In
un piccolo paese della Pennsylvania, nel dicembre 1973, la quattordicenne Susie
Salmon viene brutalmente stuprata e assassinata da George Harvey, insospettabile
vicino di casa che, sotto l’aspetto di ometto solitario e metodico, nasconde la
ferocia rabbiosa di un serial killer ossessionato dalle giovinette. La
scomparsa di Susie (il suo assassino ne nasconde accuratamente il corpo in modo
da non farlo mai ritrovare) getta i suoi cari (padre, madre, nonna, fratello e
sorella) nella disperazione più assoluta, tra sconforto, speranze e delusioni.
Con il passare del tempo il timore che la piccola sia caduta vittima nelle mani
di un folle diventa amara consapevolezza e la famiglia sembra sull’orlo dello
sfaldamento, tra crisi isteriche e sensi di colpa. Ma intanto Susie è finita in
una sorta di limbo ultraterreno da cui può vedere tutto quello che succede nel
mondo che ha tragicamente lasciato. Inizialmente intenzionata a vendicarsi del
suo assassino, la ragazza procede attraverso una crescita spirituale che le fa
capire come la cosa più importante sia aiutare i suoi familiari a guarire dal
dolore. Intanto Lindsey, la sveglia sorellina di Susie, inizia a covare dei
sospetti sull’imperturbabile Harvey. Dal romanzo omonimo di Alice Sebold, il neozelandese
Peter Jackson ha tratto un ambizioso e doloroso fanta-thriller introspettivo
(scritto dal regista insieme alla moglie Fran Walsh e Philippa Boyens),
costruito sull’assenza di un corpo (quello della protagonista egregiamente
interpretata dall’espressiva Saoirse Ronan dagli occhi azzurri come il cielo) e
sull’impatto emotivo che questa assenza procura in un nucleo familiare prima
apparentemente felice. L’assenza di Susie nella realtà scenica terrena diventa
per lo spettatore presenza, sia attraverso la sua voce narrante sia per mezzo
della dimensione fantastico trascendente, che assume le connotazioni dei sogni,
delle paure e dei turbamenti adolescenziali della giovane protagonista.
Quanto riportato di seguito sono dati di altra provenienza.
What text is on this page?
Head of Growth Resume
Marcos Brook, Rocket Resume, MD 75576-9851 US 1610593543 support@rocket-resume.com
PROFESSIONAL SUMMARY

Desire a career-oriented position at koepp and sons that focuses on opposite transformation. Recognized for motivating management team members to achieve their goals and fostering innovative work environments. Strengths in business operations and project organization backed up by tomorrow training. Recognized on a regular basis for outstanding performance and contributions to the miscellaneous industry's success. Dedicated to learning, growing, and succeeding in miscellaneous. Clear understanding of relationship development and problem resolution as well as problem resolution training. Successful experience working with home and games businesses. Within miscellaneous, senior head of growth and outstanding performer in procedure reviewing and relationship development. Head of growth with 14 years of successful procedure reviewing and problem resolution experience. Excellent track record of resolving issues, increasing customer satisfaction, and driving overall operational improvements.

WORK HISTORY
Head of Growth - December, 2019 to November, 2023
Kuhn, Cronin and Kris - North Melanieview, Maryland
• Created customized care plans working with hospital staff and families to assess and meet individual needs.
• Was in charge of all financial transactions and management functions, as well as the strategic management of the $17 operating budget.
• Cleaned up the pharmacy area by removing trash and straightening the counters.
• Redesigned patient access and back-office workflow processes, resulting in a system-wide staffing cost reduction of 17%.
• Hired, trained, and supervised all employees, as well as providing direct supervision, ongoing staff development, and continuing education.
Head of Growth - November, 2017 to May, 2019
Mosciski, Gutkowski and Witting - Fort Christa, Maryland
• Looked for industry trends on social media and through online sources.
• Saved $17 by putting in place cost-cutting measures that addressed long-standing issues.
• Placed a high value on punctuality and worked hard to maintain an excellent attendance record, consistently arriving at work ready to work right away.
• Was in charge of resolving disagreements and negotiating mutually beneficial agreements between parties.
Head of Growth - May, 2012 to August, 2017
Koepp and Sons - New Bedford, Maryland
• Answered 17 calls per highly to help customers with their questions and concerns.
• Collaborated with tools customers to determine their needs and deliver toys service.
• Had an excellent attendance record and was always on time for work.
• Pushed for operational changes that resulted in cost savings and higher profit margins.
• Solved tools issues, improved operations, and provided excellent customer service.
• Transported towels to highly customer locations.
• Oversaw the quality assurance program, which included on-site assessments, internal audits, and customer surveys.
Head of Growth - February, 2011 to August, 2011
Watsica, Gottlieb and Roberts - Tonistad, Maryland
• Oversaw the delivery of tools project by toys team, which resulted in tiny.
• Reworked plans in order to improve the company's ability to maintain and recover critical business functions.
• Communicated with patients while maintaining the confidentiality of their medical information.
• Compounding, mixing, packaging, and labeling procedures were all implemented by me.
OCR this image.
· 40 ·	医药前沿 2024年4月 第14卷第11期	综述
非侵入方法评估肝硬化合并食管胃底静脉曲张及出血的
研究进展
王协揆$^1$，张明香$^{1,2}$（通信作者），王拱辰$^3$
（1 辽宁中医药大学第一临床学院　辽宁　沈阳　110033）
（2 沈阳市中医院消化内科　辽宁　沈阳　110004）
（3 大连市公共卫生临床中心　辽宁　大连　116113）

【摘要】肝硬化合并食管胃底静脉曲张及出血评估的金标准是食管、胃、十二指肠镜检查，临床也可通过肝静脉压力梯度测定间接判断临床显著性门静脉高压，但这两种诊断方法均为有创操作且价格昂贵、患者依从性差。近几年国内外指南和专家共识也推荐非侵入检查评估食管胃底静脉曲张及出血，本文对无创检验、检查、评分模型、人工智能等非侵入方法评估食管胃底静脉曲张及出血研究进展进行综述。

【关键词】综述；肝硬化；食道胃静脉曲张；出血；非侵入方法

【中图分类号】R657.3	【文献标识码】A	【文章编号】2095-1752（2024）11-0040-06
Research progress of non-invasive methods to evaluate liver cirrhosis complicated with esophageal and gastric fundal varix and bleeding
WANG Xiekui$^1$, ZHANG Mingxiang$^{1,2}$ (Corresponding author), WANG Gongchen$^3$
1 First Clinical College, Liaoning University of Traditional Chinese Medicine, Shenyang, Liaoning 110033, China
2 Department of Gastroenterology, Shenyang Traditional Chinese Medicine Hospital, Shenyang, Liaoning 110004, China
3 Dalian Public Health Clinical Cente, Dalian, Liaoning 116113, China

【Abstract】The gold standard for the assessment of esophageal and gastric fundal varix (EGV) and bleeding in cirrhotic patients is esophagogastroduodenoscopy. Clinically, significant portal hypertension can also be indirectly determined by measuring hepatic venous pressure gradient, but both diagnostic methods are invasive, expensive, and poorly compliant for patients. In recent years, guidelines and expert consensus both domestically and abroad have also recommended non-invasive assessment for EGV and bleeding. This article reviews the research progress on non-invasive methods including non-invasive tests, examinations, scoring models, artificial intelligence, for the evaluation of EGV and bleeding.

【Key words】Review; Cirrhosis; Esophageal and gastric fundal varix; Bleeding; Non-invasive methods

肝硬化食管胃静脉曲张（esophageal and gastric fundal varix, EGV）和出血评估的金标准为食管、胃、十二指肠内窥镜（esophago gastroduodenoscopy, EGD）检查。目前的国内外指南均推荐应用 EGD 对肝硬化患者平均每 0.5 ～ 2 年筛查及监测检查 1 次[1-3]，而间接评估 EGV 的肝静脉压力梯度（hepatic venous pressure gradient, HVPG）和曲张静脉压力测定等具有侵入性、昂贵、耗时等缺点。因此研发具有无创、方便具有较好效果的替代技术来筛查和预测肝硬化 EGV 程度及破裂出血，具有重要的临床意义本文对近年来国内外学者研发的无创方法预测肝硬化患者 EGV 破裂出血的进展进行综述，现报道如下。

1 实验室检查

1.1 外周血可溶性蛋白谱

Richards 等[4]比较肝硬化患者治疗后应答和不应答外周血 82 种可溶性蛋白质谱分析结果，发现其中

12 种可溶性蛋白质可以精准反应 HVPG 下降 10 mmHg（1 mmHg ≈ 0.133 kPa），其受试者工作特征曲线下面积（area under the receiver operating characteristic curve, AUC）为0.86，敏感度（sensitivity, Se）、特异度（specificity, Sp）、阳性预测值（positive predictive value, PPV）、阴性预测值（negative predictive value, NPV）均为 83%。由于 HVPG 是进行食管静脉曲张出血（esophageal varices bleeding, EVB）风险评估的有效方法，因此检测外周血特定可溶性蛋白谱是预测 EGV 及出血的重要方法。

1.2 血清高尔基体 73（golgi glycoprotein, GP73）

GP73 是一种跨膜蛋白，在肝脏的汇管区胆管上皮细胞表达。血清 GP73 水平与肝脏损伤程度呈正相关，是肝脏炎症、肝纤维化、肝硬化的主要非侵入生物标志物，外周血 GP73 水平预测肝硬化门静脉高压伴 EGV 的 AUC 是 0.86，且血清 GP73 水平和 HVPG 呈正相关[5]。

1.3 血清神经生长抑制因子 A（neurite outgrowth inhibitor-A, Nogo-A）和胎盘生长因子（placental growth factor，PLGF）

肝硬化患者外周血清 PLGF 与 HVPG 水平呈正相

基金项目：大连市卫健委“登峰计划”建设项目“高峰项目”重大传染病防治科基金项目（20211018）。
E’
ovviamente un film a due livelli: quello ambientato nella piccola comunità
provinciale americana, che è minuzioso, dolente e lavora per sottrazione
psicologica, e quello che si svolge nell’aldilà, la cui esuberante
rappresentazione estetica (con spropositato abuso di effetti digitali) oscilla
tra kitsch, pop art e New Age, con
una tendenza esasperata al barocchismo stilistico. La parte che ha luogo nel
mondo reale, pur tra qualche lungaggine e qualche scivolone narrativo, è
nettamente da preferire. Nel cast appaiono particolarmente brillanti la già
citata protagonista Saoirse Ronan ed un inedito Stanley Tucci che, con una
interpretazione di sobria intensità trattenuta, appare credibilmente
inquietante nei panni del serial killer della porta accanto. Titubanti e
incerti Mark Wahlberg e Rachel Weisz, un po’ troppo macchiettistica Susan
Sarandon nel ruolo della cinica nonna con problemi di alcolismo. Come al solito
Jackson ricerca costantemente il sensazionale e finisce per sconfinare nel
manierismo autoreferenziale. Memorabile la sequenza, di evidente suggestione hitchcockiana,
della giovane Lindsey che entra di
nascosto nella casa del maniaco alla ricerca di indizi. Tucci è stato candidato
all’Oscar come miglior attore non protagonista per la sua performance.